2. Lines 104-115: No citation is provided for previous characterization tests of the DouAir chamber in section 2.1. Is this a new chamber? If so, it should be stated as such since this may introduce uncertainties in measurements. Is the chamber mixed mechanically? The schematic in figure 1 does not show the mixer.
3. Line 123: The thermodesorption unit of the CHARON was operated at 140C. How was this operating temperature set for your instrument and up to what volatility range is evaporated from the particle-phase at this setting?
The more recent Fusion-CHARON instrument from Ionicon Analytik operates at around 170C to evaporate up to ELVOCs.4. Line 144-145; 152-153: EF was determined as a ratio of the flows before and after the ADL. It is not clear what the term "flow" here means. Is it the particle count or the volumetric flow rate? In line 152, it is unclear what the authors mean by "PTRMS-CHARON measurements". The CHARON provides chemical speciation of the incoming aerosol sample. CPC on the other hand provides particle number/ mass count for monodispersed particles. The authors should specify what CHARON measurement is being ratioed with the CPC data. Citations are provided in lines 145-146 but there should be a brief description to help the reader.
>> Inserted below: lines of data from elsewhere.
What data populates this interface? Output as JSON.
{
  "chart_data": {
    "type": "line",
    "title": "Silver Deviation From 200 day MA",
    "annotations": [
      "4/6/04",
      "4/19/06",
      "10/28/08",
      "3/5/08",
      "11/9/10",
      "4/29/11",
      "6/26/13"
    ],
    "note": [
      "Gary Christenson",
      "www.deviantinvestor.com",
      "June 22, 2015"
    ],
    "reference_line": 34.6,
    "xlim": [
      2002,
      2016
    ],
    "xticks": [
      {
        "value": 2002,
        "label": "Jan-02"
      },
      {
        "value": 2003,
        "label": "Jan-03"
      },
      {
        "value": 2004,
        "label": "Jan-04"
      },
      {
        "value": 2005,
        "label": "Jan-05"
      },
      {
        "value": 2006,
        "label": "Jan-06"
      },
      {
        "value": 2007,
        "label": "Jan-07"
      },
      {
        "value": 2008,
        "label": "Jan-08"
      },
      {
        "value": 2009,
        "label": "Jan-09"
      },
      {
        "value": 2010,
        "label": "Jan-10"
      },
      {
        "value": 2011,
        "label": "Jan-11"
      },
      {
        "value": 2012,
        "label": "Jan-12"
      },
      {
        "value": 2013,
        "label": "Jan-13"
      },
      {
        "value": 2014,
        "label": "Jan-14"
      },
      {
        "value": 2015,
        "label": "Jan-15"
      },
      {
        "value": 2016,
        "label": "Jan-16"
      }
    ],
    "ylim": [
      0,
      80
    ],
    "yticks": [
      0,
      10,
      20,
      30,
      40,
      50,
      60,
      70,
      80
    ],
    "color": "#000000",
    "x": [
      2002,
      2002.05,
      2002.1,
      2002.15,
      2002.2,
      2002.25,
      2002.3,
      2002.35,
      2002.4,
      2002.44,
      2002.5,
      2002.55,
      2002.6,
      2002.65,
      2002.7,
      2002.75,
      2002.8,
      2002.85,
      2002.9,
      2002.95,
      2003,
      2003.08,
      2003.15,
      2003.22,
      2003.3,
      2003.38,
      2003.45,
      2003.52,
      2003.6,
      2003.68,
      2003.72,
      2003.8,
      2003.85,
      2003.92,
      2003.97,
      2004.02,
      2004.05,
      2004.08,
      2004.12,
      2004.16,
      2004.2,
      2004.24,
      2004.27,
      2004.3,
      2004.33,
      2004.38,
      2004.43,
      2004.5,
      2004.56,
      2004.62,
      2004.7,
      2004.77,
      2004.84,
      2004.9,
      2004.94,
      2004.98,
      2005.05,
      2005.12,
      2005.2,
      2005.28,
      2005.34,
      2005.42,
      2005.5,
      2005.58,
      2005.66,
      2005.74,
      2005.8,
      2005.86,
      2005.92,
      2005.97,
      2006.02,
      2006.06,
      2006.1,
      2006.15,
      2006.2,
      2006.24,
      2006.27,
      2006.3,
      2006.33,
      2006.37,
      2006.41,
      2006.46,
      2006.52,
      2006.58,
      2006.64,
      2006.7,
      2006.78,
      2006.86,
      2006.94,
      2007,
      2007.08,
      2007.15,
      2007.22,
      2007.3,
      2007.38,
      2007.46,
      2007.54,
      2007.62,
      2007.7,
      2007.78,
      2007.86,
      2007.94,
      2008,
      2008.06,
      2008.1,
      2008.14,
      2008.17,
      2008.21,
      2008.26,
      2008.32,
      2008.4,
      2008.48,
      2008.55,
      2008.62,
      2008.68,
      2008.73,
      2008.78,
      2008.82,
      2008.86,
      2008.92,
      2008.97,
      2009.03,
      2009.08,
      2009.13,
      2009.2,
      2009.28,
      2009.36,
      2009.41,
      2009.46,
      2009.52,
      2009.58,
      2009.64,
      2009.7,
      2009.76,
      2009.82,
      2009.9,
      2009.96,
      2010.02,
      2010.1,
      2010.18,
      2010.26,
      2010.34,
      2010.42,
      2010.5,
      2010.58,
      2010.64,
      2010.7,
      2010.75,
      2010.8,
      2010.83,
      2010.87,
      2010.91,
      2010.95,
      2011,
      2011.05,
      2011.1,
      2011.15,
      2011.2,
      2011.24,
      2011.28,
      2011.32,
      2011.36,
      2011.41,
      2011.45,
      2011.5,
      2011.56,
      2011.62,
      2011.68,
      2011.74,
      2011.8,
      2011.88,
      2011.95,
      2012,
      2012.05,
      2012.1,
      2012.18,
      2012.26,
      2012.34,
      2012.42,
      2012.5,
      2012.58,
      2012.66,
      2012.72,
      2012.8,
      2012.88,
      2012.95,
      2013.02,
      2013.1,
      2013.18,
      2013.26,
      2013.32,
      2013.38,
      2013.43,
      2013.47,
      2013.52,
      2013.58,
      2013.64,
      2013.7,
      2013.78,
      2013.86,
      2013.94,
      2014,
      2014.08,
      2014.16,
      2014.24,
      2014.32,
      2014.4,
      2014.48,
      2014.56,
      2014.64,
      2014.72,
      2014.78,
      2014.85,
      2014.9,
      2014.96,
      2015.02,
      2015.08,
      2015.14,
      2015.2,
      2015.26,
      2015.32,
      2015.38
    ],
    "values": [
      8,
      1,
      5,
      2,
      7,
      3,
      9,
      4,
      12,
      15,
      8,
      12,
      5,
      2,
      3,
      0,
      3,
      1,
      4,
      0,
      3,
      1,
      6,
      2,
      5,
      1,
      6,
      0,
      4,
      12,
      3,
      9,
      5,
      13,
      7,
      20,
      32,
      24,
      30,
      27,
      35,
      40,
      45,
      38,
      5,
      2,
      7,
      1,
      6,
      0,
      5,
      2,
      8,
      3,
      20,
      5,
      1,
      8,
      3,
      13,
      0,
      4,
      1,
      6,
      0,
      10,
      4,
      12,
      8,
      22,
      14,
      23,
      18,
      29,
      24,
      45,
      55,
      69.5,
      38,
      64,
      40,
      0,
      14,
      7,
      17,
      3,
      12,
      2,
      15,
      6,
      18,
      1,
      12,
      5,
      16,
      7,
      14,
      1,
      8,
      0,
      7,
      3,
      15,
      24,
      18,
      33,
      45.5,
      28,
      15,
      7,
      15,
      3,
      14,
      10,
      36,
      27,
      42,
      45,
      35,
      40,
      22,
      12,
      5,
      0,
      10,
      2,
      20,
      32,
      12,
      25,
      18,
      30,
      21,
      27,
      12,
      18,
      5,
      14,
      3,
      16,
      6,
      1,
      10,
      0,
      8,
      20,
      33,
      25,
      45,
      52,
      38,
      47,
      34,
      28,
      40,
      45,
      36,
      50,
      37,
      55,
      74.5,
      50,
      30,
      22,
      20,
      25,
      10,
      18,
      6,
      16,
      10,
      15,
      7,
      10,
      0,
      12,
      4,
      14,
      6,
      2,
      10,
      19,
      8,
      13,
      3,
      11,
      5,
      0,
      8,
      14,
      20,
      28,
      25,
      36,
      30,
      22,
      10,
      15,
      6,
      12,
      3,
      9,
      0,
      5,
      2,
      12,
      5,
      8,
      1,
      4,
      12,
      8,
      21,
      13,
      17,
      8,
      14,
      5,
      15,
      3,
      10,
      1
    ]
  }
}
5. I could not find information about the accuracy of mass calibrations in this study. It should be stated to ascertain confidence in peak identifications/molecular formulas.
6. Line 242: A maximum of 5 ppb for a total injection of 60 ppb is interesting. The half life of SQT with ozone would be a few seconds following pseudo first order kinetics. In order to say that the loss is primarily due to high reactivity, the timescale of mixing of the precursor inside the chamber should also be stated.
7. Figure 2: Since the paper is CHARON focused, the PTR-CHARON data in this figure should be made clearer visually. I also raise the following points:
(a) Why the OA exhibits two modes while the isoprene injection occurred only once.
(b) Isoprene injection occurred twice but three modes appear in OA.
(d) Three injections of monoterpene but a smooth enhancement in the OA signal.
(d) SQT-SOA and the precursor SQT signal are positively correlated. Should the precursor not reduce over time as OA grows? Or am I not understanding this correctly.8. Is C4H8O a real peak or a fragment in figure 5c? Similarly for the C5H6O trace in the CHARON measurements in figure 4a. In AMS measurements, C5H6O is a fragment produced from electron ionization of parent species, which should be interpreted differently than a C5H6O trace signal in PTRMS-CHARON measurements. These compounds appear prominently in the CHARON mass spectra in figures 5a and c and therefore should be carefully discussed. I am not sure whether such oxidation products partition enough to the particle phase to appear so strongly in the aerosol spectra.
9. Figure 3 caption should clearly note whether this is AMS data. Add units/ (e.g. # or fraction) to the y-axis label in figure 3 if there is one on the x-axis. The x-axis unit %o is a bit confusing. Is it a percentage?
10. Figure 4: (b) "AMS/SMPS" can be confused as a ratio. A comma or "and" would be more appropriate.